Sugar Bowl: Alabama falls after failing to establish traditional strengths

For the Alabama football program, gritty defense and making plays when they mattered the most on that side of the ball have been staples in the Nick Saban era over the past decade or so. Success in these and other realms of competition have allowed the Tide to earn BCS national championships in the 2009, 2011 and 2012 seasons.

However, failures in many of these areas are exactly why Alabama lost Thursday night in the Sugar Bowl to Ohio State, and why the 2014 regular season appeared to be such a struggle in the possibly overrated SEC West.

The secondary has presented serious issues for the Tide all season long. Allowing big plays in the passing game has shown Alabama to be vulnerable. This was no different on Thursday, as a 47-yard strike from Cardale Jones to Devin Smith gave the Buckeyes their first lead of the game on the first drive of the second half. The score gave Ohio State momentum and really helped turn the game around, completing the Buckeyes’ comeback.

Another point of consistency this season was Lane Kiffin’s tendency to fall in love with the pass at inopportune times, rather than sticking with the run, with either Derrick Henry or T.J. Yeldon. Thursday night was Henry’s show, as he averaged 7.3 yards per carry. However, he got only 13 carries for the game. Henry also had a 52-yard reception, yet got only 15 touches total for the game.

Alabama turned the ball over twice in the Sugar Bowl, which was something that is fairly new for this campaign. While Blake Sims has been inconsistent at times this season, the turnover bug was something that had not really hit him until Thursday, with three second-half interceptions. One of the interceptions was a pick-six, the first for the program since 2007.

The Tide has also been strong against the run most of the season, due to the team’s size in the trenches. Entering the game, the Tide was allowing just 88.7 rushing yards per game. Ohio State rushed for 281 yards, including 230 from Ezekiel Elliott. In addition, Alabama entered the game allowing 312.4 total yards per game. Ohio State had 348 at halftime and 537 for the game in the Sugar Bowl.
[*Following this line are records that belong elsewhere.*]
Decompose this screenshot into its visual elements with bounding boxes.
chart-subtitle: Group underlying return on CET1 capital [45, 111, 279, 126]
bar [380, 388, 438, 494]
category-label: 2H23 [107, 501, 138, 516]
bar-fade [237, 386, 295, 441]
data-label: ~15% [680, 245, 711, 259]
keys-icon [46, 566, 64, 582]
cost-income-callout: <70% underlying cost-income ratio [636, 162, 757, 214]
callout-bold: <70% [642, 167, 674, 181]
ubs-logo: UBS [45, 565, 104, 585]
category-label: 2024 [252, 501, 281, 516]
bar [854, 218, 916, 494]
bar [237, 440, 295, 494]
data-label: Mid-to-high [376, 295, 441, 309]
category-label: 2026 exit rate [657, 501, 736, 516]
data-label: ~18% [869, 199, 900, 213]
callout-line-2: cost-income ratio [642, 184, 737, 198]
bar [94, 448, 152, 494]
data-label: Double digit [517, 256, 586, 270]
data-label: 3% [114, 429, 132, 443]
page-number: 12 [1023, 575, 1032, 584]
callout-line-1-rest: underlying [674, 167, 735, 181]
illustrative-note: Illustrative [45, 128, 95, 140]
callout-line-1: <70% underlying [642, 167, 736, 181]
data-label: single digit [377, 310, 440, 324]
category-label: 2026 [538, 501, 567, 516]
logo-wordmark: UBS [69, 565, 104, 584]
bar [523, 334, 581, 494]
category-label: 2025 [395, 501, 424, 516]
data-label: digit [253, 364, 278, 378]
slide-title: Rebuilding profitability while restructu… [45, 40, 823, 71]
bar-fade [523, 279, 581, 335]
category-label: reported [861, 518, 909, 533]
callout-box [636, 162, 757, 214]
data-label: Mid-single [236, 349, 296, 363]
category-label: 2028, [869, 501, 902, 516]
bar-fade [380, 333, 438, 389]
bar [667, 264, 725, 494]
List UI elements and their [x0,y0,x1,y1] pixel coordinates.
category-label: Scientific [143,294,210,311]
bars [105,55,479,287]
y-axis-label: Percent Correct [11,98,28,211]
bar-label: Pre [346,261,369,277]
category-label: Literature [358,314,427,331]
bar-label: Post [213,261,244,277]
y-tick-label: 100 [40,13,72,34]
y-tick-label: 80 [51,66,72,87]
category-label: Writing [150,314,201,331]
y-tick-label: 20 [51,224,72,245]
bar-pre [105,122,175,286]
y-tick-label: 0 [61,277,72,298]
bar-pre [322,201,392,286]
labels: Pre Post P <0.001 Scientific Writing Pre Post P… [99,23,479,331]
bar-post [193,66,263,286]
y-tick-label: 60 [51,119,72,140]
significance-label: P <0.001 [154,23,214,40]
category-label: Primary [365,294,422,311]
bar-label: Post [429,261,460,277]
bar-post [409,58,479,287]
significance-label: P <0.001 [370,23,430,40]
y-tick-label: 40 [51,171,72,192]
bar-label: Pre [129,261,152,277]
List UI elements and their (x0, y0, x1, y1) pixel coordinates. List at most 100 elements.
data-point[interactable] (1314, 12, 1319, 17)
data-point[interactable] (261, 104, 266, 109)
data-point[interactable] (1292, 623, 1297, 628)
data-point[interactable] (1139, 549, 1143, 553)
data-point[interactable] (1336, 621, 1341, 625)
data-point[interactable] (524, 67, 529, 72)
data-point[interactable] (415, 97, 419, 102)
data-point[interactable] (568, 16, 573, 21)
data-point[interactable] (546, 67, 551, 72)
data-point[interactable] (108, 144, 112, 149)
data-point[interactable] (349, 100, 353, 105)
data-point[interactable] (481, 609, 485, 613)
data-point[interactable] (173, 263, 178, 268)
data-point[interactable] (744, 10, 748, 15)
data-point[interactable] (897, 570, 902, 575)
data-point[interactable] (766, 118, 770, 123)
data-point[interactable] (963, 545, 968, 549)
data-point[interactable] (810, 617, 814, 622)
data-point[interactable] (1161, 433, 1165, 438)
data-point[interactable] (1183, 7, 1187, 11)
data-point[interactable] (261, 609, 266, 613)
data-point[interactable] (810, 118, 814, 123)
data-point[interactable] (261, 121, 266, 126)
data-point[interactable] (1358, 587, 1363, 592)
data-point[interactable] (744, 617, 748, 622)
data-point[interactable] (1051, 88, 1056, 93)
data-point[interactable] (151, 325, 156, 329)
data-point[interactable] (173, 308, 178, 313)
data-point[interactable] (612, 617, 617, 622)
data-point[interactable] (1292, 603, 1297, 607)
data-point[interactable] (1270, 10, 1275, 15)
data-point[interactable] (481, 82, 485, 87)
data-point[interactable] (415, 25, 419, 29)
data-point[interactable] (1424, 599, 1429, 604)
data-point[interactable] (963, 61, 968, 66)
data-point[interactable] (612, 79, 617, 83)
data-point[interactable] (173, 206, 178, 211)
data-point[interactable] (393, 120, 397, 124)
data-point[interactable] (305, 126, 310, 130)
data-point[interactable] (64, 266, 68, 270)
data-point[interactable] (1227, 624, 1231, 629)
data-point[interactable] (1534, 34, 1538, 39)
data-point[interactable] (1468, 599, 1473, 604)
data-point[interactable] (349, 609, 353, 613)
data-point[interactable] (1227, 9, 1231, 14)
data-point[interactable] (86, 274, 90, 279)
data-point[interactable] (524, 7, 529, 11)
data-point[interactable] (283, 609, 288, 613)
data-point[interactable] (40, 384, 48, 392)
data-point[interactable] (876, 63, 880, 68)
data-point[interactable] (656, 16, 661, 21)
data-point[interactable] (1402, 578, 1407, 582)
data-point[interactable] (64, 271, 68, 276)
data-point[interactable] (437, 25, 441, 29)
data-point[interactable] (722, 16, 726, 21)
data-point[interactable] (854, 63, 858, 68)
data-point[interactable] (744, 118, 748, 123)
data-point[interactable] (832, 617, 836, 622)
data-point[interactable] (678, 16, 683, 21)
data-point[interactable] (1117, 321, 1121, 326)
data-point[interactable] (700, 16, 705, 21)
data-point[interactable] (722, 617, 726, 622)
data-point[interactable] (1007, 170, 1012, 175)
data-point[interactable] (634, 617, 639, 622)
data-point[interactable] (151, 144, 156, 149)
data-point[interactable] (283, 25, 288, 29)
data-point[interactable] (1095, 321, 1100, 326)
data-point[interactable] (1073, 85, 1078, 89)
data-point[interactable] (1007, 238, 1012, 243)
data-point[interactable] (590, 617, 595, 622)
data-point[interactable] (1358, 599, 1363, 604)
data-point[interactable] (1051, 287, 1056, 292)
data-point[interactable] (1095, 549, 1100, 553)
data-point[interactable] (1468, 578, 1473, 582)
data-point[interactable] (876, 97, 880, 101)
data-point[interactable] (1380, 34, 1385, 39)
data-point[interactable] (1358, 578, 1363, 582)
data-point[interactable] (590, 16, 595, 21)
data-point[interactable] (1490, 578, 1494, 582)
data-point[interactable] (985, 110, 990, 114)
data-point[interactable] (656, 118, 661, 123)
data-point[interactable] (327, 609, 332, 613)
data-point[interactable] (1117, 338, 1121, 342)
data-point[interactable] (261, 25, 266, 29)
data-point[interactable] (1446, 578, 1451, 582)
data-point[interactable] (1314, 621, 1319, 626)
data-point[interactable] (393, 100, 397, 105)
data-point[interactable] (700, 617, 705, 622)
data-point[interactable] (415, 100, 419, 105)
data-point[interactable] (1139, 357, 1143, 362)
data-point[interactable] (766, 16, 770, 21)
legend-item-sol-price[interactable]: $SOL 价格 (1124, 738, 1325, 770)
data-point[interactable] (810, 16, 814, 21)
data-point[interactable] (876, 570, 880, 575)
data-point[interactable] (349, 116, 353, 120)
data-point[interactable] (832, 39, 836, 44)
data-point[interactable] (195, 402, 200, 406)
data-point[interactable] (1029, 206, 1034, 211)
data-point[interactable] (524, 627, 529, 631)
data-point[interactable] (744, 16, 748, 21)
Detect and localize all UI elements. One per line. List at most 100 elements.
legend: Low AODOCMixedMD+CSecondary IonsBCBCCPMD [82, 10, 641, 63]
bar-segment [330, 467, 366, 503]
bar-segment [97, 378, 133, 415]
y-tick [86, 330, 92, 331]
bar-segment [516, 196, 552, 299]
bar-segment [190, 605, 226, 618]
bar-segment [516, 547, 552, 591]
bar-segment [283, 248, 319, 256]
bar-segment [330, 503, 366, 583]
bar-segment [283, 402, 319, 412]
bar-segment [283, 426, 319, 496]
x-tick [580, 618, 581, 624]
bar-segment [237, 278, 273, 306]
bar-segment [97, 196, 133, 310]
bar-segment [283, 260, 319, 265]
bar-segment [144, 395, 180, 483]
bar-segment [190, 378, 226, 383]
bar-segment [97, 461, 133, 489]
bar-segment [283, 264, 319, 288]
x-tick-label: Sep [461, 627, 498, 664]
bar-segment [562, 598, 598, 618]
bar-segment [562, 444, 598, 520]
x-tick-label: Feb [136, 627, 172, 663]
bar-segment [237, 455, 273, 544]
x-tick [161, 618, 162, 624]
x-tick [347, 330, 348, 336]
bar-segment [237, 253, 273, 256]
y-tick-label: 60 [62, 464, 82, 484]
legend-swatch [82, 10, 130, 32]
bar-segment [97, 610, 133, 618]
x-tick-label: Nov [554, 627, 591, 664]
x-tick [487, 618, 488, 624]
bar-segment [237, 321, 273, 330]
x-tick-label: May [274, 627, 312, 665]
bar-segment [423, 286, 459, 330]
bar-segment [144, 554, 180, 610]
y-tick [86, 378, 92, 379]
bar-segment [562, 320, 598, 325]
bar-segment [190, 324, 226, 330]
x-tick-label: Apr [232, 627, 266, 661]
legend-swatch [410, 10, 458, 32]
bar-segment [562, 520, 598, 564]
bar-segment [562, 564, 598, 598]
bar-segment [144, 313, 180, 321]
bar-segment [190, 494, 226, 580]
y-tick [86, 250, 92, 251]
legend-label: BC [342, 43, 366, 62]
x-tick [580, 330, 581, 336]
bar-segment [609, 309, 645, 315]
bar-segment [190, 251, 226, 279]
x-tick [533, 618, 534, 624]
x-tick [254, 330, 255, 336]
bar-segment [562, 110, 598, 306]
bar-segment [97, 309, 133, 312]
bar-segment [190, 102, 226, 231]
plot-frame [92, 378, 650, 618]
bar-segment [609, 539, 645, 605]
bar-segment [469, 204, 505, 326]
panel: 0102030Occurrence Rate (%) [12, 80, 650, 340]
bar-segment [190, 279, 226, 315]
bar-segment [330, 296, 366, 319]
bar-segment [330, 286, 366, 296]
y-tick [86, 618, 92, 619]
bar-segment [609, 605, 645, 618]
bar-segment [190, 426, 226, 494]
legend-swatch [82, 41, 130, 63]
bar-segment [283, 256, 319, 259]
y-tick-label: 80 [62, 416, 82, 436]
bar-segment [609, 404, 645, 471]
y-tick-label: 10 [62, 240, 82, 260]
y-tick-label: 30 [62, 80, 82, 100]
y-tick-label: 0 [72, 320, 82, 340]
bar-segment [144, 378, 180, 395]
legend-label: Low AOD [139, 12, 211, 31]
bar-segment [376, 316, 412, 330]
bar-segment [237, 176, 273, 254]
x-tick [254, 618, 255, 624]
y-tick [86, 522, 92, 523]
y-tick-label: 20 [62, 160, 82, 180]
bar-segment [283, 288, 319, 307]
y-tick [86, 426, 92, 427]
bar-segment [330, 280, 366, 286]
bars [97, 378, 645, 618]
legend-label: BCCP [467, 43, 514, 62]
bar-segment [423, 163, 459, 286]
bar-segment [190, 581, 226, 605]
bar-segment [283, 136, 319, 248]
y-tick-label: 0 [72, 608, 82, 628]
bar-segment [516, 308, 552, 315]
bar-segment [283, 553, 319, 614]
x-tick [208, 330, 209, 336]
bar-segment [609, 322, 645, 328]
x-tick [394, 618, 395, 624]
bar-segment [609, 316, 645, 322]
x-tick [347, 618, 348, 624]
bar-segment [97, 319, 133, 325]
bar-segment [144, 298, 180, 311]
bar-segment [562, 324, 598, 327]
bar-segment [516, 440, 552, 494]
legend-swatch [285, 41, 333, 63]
The success on the ground led to the Buckeyes’ 28-0 run in the second half.

The Tide was also not able to make a play when it mattered the most in this game. While it did not allow a first down for much of the fourth quarter, Alabama still had an opportunity to get the ball back, down 34-28 with just over three minutes remaining. However, the Tide defense allowed Elliott to break lose again and scamper 85 yards for another score. In the program’s most recent title year (2012), there is no doubt that the Alabama defense would have gotten that ball back.

Over the past six seasons, Saban was 55-2 when his team scored over 28 points. Much of this is due to strengths of the Alabama teams that were not present in the 2014 season.

While Alabama has no issues reloading annually, the Tide will have this very task in 2015. The offense will lose Sims, Amari Cooper, and a great deal of offensive line depth. While the program will lose some depth on defense, that side of the ball will not be hit quite as hard.

While it is difficult to pick against Saban to be back in the playoff in the 2015 season, it is less about talent and more about getting back to the traditional strengths for the program that will lead to continued success. There is no doubt that it will be an offseason emphasis in Tuscaloosa.